In The Breaking Point, Brockton, well-known to national investigative agencies like the DEA and the NTSB, is brought in by the FBI to consult on an investigation into a twin-engine jet’s crash into a mountain east of San Diego. The plane’s lone occupant was presumed to be a celebrity humanitarian, an expert pilot. In digging systematically through the wreckage, Brockton finds the pilot’s charred teeth and confirms the FBI’s original theory: the crash was caused by pilot error or suicide.

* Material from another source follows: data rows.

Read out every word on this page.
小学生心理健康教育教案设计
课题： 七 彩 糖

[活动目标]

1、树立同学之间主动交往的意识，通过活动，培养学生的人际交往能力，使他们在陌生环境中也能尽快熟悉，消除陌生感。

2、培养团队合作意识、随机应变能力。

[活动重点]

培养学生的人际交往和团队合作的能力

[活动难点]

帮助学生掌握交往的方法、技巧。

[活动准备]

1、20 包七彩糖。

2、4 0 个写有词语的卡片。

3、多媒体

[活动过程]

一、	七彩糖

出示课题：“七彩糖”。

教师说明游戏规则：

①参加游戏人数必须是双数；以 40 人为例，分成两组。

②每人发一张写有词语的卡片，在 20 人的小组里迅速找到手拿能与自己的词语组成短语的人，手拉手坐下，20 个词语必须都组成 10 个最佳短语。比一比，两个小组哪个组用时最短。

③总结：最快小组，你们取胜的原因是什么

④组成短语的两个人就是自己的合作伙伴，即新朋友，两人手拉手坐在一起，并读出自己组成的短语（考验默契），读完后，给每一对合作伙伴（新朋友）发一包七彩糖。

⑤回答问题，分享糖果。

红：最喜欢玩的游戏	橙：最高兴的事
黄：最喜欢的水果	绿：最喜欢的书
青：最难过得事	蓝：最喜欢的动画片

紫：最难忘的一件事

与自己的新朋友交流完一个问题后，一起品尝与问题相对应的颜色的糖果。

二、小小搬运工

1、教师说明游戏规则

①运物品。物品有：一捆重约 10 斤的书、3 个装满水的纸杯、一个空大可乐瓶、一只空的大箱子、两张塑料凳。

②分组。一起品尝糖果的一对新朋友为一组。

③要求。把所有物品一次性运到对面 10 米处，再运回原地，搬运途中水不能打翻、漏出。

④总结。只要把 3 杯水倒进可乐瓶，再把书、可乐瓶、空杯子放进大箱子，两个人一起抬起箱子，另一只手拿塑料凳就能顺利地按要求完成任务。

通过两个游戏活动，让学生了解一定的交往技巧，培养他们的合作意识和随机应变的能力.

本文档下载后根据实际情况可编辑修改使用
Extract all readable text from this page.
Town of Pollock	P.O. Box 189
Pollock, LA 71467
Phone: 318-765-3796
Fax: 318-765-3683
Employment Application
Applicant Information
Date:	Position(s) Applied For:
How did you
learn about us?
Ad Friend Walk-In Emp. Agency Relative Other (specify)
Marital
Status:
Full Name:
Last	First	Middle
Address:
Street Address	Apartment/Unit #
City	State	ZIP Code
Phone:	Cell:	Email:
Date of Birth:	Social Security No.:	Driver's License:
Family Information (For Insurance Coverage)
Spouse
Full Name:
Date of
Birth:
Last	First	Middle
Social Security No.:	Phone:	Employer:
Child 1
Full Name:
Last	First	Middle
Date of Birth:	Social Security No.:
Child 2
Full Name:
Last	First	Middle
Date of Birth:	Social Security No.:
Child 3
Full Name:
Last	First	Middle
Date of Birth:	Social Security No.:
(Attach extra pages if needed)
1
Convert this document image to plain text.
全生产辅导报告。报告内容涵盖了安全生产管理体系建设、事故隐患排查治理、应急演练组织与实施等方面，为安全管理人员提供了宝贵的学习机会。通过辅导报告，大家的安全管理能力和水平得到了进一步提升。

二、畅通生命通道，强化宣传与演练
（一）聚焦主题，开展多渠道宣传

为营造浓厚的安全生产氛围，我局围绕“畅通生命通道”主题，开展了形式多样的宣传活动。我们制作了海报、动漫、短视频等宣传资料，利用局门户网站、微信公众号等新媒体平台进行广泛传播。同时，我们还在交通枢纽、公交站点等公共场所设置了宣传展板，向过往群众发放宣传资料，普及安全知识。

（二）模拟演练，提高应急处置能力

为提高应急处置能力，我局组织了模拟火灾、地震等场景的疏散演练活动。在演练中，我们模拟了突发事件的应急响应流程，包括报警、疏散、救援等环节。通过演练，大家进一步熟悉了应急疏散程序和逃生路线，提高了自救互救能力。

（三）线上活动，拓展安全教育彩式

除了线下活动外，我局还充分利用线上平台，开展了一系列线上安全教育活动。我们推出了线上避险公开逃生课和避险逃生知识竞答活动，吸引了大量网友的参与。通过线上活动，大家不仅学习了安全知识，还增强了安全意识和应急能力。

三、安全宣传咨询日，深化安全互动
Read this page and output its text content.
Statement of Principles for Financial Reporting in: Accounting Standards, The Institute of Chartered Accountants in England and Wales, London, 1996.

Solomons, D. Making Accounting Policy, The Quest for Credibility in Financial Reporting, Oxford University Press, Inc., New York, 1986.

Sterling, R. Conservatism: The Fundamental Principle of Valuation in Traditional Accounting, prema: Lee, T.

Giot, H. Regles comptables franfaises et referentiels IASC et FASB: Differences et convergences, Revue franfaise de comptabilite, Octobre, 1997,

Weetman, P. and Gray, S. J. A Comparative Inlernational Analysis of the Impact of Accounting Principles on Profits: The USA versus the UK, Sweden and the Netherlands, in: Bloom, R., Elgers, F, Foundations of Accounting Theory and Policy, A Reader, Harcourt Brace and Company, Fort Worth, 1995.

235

Not everybody is convinced, however, and there are hints of intrigue and foul play. Back in his campus lab, Brockton looks more closely at the evidence and has to admit the recovered teeth bear marks that might suggest they were pulled. Could the pilot be alive somewhere minus his teeth? Was he murdered before somebody else piloting the plane bailed out and sent it on to crash into the mountain? In either case, Brockton’s credibility with the FBI is damaged, and the complexity of the problem defies any clear explanation. The case, Jefferson Bass writes, seems “to be turning Occam’s razor on its head; the more complex and bizarre the explanation, the closer it seemed to stumble toward some grotesque, distorted, funhouse-mirrored travesty of truth.”

Meanwhile, other disasters accumulate. A journalist accuses Brockton of using deceased veterans in his Body Farm research, and the resulting publicity and possible loss of state funding spurs a university investigation. Threats from an incarcerated psychopath rattle Brockton’s already stressed psyche. And a former student reports seeing Brockton’s wife meeting another man. “I felt myself being cudgeled,” Brockton laments. “Rhythmically, ceaselessly cudgeled.”

The novel is full of tension, mystery, danger, suspense, and all the elements that make for a page-turning read that also educates the reader in some of the finer points of forensic identification. Brockton is a capable and likeable sort—brave, determined, and resourceful under circumstances that no man should ever have to endure.